Tepat pada fase ini kapitalisme
mulai meletakkan dasarnya yaitu laissez-faire,
laissez-passer sebagai doktrin mutlak Adam Smith. Dillar menerangkan bahwa
perkembangan kapitalisme pada fase kedua ini semata-mata menggunakan
argumentasi ekonomis. Perkembangan ini tentu saja menjadi parameter
keberhasilan bagi kaum borjuis dalam struktur sosial masyarakat. Kesuksesan
ekonomis berimbas pada kesuksesan di bidang politik, yaitu hubungan antara
kapitalis dan Negara. Proses ini menguntungkan kapitalisme terutama dalam
penentuan gaya eksplorasi, eksploitasi dan perluasan daerah kekuasaan sebagai
lahan distribusi produksi. Periode kapitalisme klasik erat kaitannya dengan
karya Adam Smith An Inquiry into The Nature and Causes of The Wealth Nations
(1776) melalaui karya ini terdapat analisa bahwa kapitalisme kuno sudah
berakhir dan bergeser menjadi kapitalisme klasik.
3. Kapitalisme Lanjut
Kapitalisme lanjut dijelaskan mulai
berkembang sejak abad 19, tepatnya tahun 1914, Perang Dunia I sebagai momentum
utama. Abad 20 ditandai oleh perkembangan kapitalisme yang sudah tidak lagi
bisa disebut sebagai kapitalisme tradisional. Kapitalisme fase lanjut sebagai
peristiwa penting ini ditandai paling tidak oleh tiga momentum. Pertama,
pergeseran dominasi modal dari Eropa ke Amerika. Kedua, bangkitnya kesadaran
bangsa-bangsa di Asia dan Afrika terhadap kolonialisme Eropa sebagai ekses dari
kapitalisme klasik, yang kemudian memanifestasikan kesadaran itu dengan
perlawanan. Ketiga, Revolusi Bolzhevik Rusia yang berhasrat meluluhlantakkan
institusi fundamental kapitalisme yang berupa pemilikan kapital secara individu
atas penguasaan sarana produksi, struktur kelas sosial, bentuk pemerintahan dan
kemapanan agama. Dari sana kemudian muncul ideologi tandingan, yaitu komunisme.

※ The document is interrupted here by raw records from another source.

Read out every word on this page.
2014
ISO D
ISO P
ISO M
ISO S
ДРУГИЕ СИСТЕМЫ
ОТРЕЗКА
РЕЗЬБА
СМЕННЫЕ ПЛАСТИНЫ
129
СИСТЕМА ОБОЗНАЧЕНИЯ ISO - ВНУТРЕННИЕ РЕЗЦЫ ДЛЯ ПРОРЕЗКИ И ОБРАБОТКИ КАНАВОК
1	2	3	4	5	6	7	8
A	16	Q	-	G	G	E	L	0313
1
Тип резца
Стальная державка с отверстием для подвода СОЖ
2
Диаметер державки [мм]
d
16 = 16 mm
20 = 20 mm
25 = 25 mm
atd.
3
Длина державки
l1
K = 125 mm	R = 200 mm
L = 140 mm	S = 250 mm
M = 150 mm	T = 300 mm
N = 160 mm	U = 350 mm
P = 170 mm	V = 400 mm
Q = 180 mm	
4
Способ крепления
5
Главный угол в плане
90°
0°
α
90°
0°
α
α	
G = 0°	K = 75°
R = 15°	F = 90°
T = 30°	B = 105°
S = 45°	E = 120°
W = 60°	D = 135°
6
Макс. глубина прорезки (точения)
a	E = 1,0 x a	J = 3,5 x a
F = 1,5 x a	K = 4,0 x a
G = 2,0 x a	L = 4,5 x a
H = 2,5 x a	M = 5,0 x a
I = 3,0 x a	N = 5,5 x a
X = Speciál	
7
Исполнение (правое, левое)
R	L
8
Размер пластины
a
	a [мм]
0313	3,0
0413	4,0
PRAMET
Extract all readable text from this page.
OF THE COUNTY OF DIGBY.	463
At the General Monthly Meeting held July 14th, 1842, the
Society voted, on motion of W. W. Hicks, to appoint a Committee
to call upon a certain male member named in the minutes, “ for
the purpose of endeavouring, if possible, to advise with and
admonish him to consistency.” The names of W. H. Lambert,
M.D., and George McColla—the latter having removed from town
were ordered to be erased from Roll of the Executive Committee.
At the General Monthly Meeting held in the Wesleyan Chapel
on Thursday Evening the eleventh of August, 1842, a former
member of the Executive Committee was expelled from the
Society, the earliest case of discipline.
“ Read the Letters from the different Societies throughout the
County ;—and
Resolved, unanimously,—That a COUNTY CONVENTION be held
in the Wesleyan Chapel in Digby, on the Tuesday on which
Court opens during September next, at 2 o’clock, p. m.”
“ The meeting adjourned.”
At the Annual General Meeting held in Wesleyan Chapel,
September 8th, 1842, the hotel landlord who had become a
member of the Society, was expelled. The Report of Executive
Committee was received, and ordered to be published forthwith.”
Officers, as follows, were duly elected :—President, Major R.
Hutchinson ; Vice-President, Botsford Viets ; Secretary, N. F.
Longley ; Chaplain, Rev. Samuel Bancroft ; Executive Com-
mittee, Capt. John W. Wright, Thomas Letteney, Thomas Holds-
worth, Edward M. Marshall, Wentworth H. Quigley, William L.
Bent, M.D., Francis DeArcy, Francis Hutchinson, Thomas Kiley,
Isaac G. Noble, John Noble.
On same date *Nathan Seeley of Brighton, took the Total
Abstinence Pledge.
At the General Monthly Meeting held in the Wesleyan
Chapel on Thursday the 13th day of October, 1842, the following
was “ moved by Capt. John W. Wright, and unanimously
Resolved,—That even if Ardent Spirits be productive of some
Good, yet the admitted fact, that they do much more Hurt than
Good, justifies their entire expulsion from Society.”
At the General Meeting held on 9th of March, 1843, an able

Kapitalisme abad 20 berhasil tampil
meliuk-liuk dengan performance yang selalu bergerak mengadaptasikan kebutuhan
umat manusia pada zaman dan situasi lingkungannya.[8]
Fleksibilitas ini sukses membawa kapitalisme sebagai akhir ideologi (The End of Ideology) yang mengantarkan
umat manusia tidak hanya menuju gerbang yang penuh pesona ekstasi melainkan
juga pada gerbang yang berpeluang besar untuk kehancuran umat manusia. Produk
lain yang ditunjukkan oleh kapitalisme lanjut adalah sedemikian menjamurnya
korporasi-korporasi modern. Korporasi sudah tidak lagi bergerak di bidang
industri manufaktur, melainkan jasa dan informasi. Ia berusaha mendominasi
dunia dengan kecanggihan tekhnologi serta orientasi menghadapi ekonomi global.
Ia lazim berbentuk MNC/TNC (MultiNational
Corporation/Trans National Corporation). Kehadirannya semakin mempertegas
bahwa pelaku aktifitas ekonomi sesungguhnya bukanlah institusi Negara,
melainkan para pengusaha bermodal besar. Sebab hanya dengan modal mereka bisa
melakukan kegiatan ekonomi apa dan di mana saja.
Dengan semakin pentingnya modal,
peranan Negara menjadi tereduksi, tapi juga hilang sama sekali. Negara hanya
sekedar menjadi aktor pelengkap (Complement Actor) saja dalam percaturan
ekonomi dunia, meski dalam beberapa kasus peran Negara tetap dibutuhkan sebagai
fasilitator untuk mendukung roda ekonomi yang sedang diputar kapitalis. Inilah
yang dinubuat Galbraith dengan mengatakan bahwa korporasi modern menerapkan
kekuasaan melalui pemerintahan. Para kapitalis ini tetap membutuhkan keterlibatan
Negara untuk memfasilitasi setiap produk yang dipasarkan. Hubungan simbiosis
mutualisme ini selanjutnya menjadi karakter dasar dari kapitalisme lanjut.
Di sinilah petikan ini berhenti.